Multiple studies have been conducted to address this disparity, revealing several reasons: lack of medical education, with women in rural areas viewing pregnancy as a natural process which does not require medical supervision; long distance to the nearest hospital, creating economic barriers to accessing maternity care; and unaffordable transport [4].

This emphasizes the urgent need for large-scale educational programs targeting vulnerable communities to raise awareness about the importance of prenatal testing and the profound lifelong impact that genetic conditions can have on affected families. Systemic reforms are needed to address these gaps, including the establishment of local genetic testing facilities, comprehensive training programs for specialists, and increasing the capacity to perform complex surgical interventions domestically. Achieving these goals would ensure that patients like Eduard can receive the full spectrum of care without needing to seek treatment abroad.

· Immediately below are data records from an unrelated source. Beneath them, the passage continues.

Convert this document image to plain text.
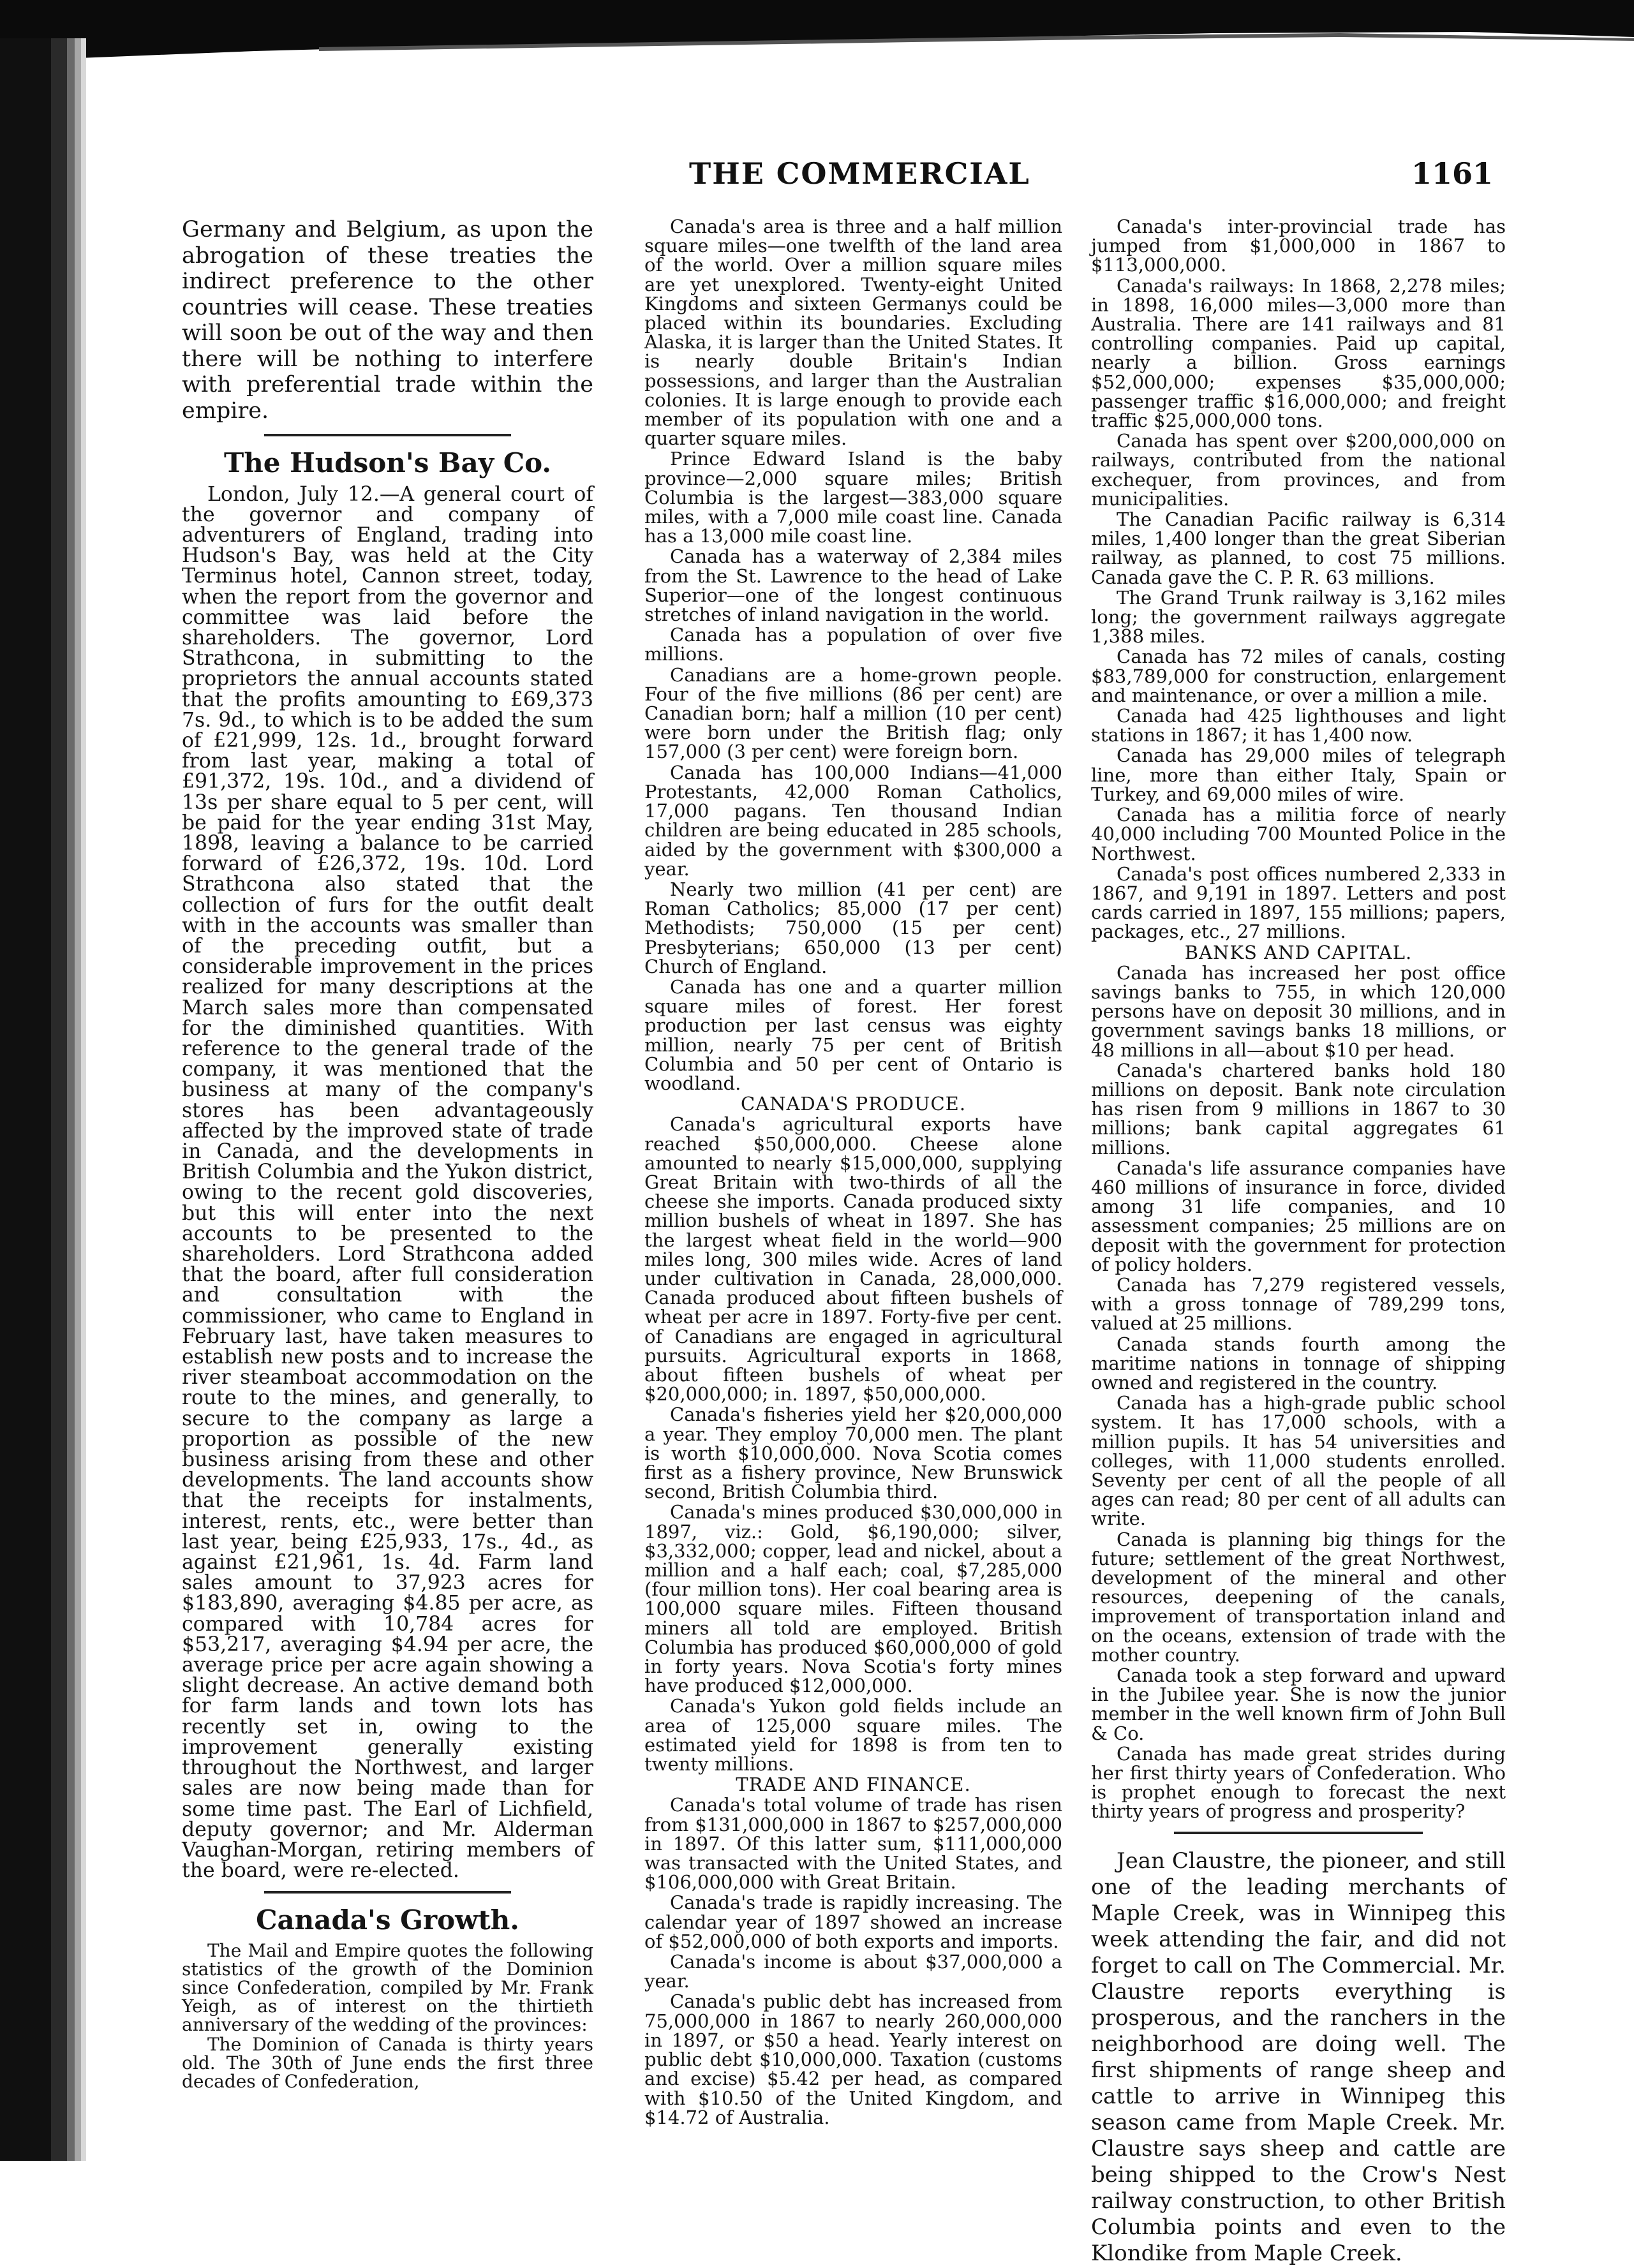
THE COMMERCIAL	1161

Germany and Belgium, as upon the abrogation of these treaties the indirect preference to the other countries will cease. These treaties will soon be out of the way and then there will be nothing to interfere with preferential trade within the empire.

The Hudson's Bay Co.

London, July 12.—A general court of the governor and company of adventurers of England, trading into Hudson's Bay, was held at the City Terminus hotel, Cannon street, today, when the report from the governor and committee was laid before the shareholders. The governor, Lord Strathcona, in submitting to the proprietors the annual accounts stated that the profits amounting to £69,373 7s. 9d., to which is to be added the sum of £21,999, 12s. 1d., brought forward from last year, making a total of £91,372, 19s. 10d., and a dividend of 13s per share equal to 5 per cent, will be paid for the year ending 31st May, 1898, leaving a balance to be carried forward of £26,372, 19s. 10d. Lord Strathcona also stated that the collection of furs for the outfit dealt with in the accounts was smaller than of the preceding outfit, but a considerable improvement in the prices realized for many descriptions at the March sales more than compensated for the diminished quantities. With reference to the general trade of the company, it was mentioned that the business at many of the company's stores has been advantageously affected by the improved state of trade in Canada, and the developments in British Columbia and the Yukon district, owing to the recent gold discoveries, but this will enter into the next accounts to be presented to the shareholders. Lord Strathcona added that the board, after full consideration and consultation with the commissioner, who came to England in February last, have taken measures to establish new posts and to increase the river steamboat accommodation on the route to the mines, and generally, to secure to the company as large a proportion as possible of the new business arising from these and other developments. The land accounts show that the receipts for instalments, interest, rents, etc., were better than last year, being £25,933, 17s., 4d., as against £21,961, 1s. 4d. Farm land sales amount to 37,923 acres for $183,890, averaging $4.85 per acre, as compared with 10,784 acres for $53,217, averaging $4.94 per acre, the average price per acre again showing a slight decrease. An active demand both for farm lands and town lots has recently set in, owing to the improvement generally existing throughout the Northwest, and larger sales are now being made than for some time past. The Earl of Lichfield, deputy governor; and Mr. Alderman Vaughan-Morgan, retiring members of the board, were re-elected.

Canada's Growth.

The Mail and Empire quotes the following statistics of the growth of the Dominion since Confederation, compiled by Mr. Frank Yeigh, as of interest on the thirtieth anniversary of the wedding of the provinces:

The Dominion of Canada is thirty years old. The 30th of June ends the first three decades of Confederation,

Canada's area is three and a half million square miles—one twelfth of the land area of the world. Over a million square miles are yet unexplored. Twenty-eight United Kingdoms and sixteen Germanys could be placed within its boundaries. Excluding Alaska, it is larger than the United States. It is nearly double Britain's Indian possessions, and larger than the Australian colonies. It is large enough to provide each member of its population with one and a quarter square miles.

Prince Edward Island is the baby province—2,000 square miles; British Columbia is the largest—383,000 square miles, with a 7,000 mile coast line. Canada has a 13,000 mile coast line.

Canada has a waterway of 2,384 miles from the St. Lawrence to the head of Lake Superior—one of the longest continuous stretches of inland navigation in the world.

Canada has a population of over five millions.

Canadians are a home-grown people. Four of the five millions (86 per cent) are Canadian born; half a million (10 per cent) were born under the British flag; only 157,000 (3 per cent) were foreign born.

Canada has 100,000 Indians—41,000 Protestants, 42,000 Roman Catholics, 17,000 pagans. Ten thousand Indian children are being educated in 285 schools, aided by the government with $300,000 a year.

Nearly two million (41 per cent) are Roman Catholics; 85,000 (17 per cent) Methodists; 750,000 (15 per cent) Presbyterians; 650,000 (13 per cent) Church of England.

Canada has one and a quarter million square miles of forest. Her forest production per last census was eighty million, nearly 75 per cent of British Columbia and 50 per cent of Ontario is woodland.

CANADA'S PRODUCE.

Canada's agricultural exports have reached $50,000,000. Cheese alone amounted to nearly $15,000,000, supplying Great Britain with two-thirds of all the cheese she imports. Canada produced sixty million bushels of wheat in 1897. She has the largest wheat field in the world—900 miles long, 300 miles wide. Acres of land under cultivation in Canada, 28,000,000. Canada produced about fifteen bushels of wheat per acre in 1897. Forty-five per cent. of Canadians are engaged in agricultural pursuits. Agricultural exports in 1868, about fifteen bushels of wheat per $20,000,000; in. 1897, $50,000,000.

Canada's fisheries yield her $20,000,000 a year. They employ 70,000 men. The plant is worth $10,000,000. Nova Scotia comes first as a fishery province, New Brunswick second, British Columbia third.

Canada's mines produced $30,000,000 in 1897, viz.: Gold, $6,190,000; silver, $3,332,000; copper, lead and nickel, about a million and a half each; coal, $7,285,000 (four million tons). Her coal bearing area is 100,000 square miles. Fifteen thousand miners all told are employed. British Columbia has produced $60,000,000 of gold in forty years. Nova Scotia's forty mines have produced $12,000,000.

Canada's Yukon gold fields include an area of 125,000 square miles. The estimated yield for 1898 is from ten to twenty millions.

TRADE AND FINANCE.

Canada's total volume of trade has risen from $131,000,000 in 1867 to $257,000,000 in 1897. Of this latter sum, $111,000,000 was transacted with the United States, and $106,000,000 with Great Britain.

Canada's trade is rapidly increasing. The calendar year of 1897 showed an increase of $52,000,000 of both exports and imports.

Canada's income is about $37,000,000 a year.

Canada's public debt has increased from 75,000,000 in 1867 to nearly 260,000,000 in 1897, or $50 a head. Yearly interest on public debt $10,000,000. Taxation (customs and excise) $5.42 per head, as compared with $10.50 of the United Kingdom, and $14.72 of Australia.

Canada's inter-provincial trade has jumped from $1,000,000 in 1867 to $113,000,000.

Canada's railways: In 1868, 2,278 miles; in 1898, 16,000 miles—3,000 more than Australia. There are 141 railways and 81 controlling companies. Paid up capital, nearly a billion. Gross earnings $52,000,000; expenses $35,000,000; passenger traffic $16,000,000; and freight traffic $25,000,000 tons.

Canada has spent over $200,000,000 on railways, contributed from the national exchequer, from provinces, and from municipalities.

The Canadian Pacific railway is 6,314 miles, 1,400 longer than the great Siberian railway, as planned, to cost 75 millions. Canada gave the C. P. R. 63 millions.

The Grand Trunk railway is 3,162 miles long; the government railways aggregate 1,388 miles.

Canada has 72 miles of canals, costing $83,789,000 for construction, enlargement and maintenance, or over a million a mile.

Canada had 425 lighthouses and light stations in 1867; it has 1,400 now.

Canada has 29,000 miles of telegraph line, more than either Italy, Spain or Turkey, and 69,000 miles of wire.

Canada has a militia force of nearly 40,000 including 700 Mounted Police in the Northwest.

Canada's post offices numbered 2,333 in 1867, and 9,191 in 1897. Letters and post cards carried in 1897, 155 millions; papers, packages, etc., 27 millions.

BANKS AND CAPITAL.

Canada has increased her post office savings banks to 755, in which 120,000 persons have on deposit 30 millions, and in government savings banks 18 millions, or 48 millions in all—about $10 per head.

Canada's chartered banks hold 180 millions on deposit. Bank note circulation has risen from 9 millions in 1867 to 30 millions; bank capital aggregates 61 millions.

Canada's life assurance companies have 460 millions of insurance in force, divided among 31 life companies, and 10 assessment companies; 25 millions are on deposit with the government for protection of policy holders.

Canada has 7,279 registered vessels, with a gross tonnage of 789,299 tons, valued at 25 millions.

Canada stands fourth among the maritime nations in tonnage of shipping owned and registered in the country.

Canada has a high-grade public school system. It has 17,000 schools, with a million pupils. It has 54 universities and colleges, with 11,000 students enrolled. Seventy per cent of all the people of all ages can read; 80 per cent of all adults can write.

Canada is planning big things for the future; settlement of the great Northwest, development of the mineral and other resources, deepening of the canals, improvement of transportation inland and on the oceans, extension of trade with the mother country.

Canada took a step forward and upward in the Jubilee year. She is now the junior member in the well known firm of John Bull & Co.

Canada has made great strides during her first thirty years of Confederation. Who is prophet enough to forecast the next thirty years of progress and prosperity?

Jean Claustre, the pioneer, and still one of the leading merchants of Maple Creek, was in Winnipeg this week attending the fair, and did not forget to call on The Commercial. Mr. Claustre reports everything is prosperous, and the ranchers in the neighborhood are doing well. The first shipments of range sheep and cattle to arrive in Winnipeg this season came from Maple Creek. Mr. Claustre says sheep and cattle are being shipped to the Crow's Nest railway construction, to other British Columbia points and even to the Klondike from Maple Creek.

3.6. Pharmacogenomics and Personalized Medicine

Personalized medicine and precision medicine present new opportunities for better patient care, but also present unique challenges [25].

For patients like ours, choosing the appropriate medicines is extremely difficult, due to multiple factors: comorbidities, response variability, and difficulty in monitoring treatment responses. Pharmacogenetics is a promising tool in this regard. With genotyping technologies now widely available and decreasing in cost, implementing pharmacogenomics into clinical practice is currently a focus in many countries worldwide. [26]. Many medical centers in the United States have implemented pharmacogenomics (PGx) programs to integrate PGx into clinical practice [27]. Many coordinated international efforts are ongoing in order to overcome the existing barriers to pharmacogenomic implementation [28].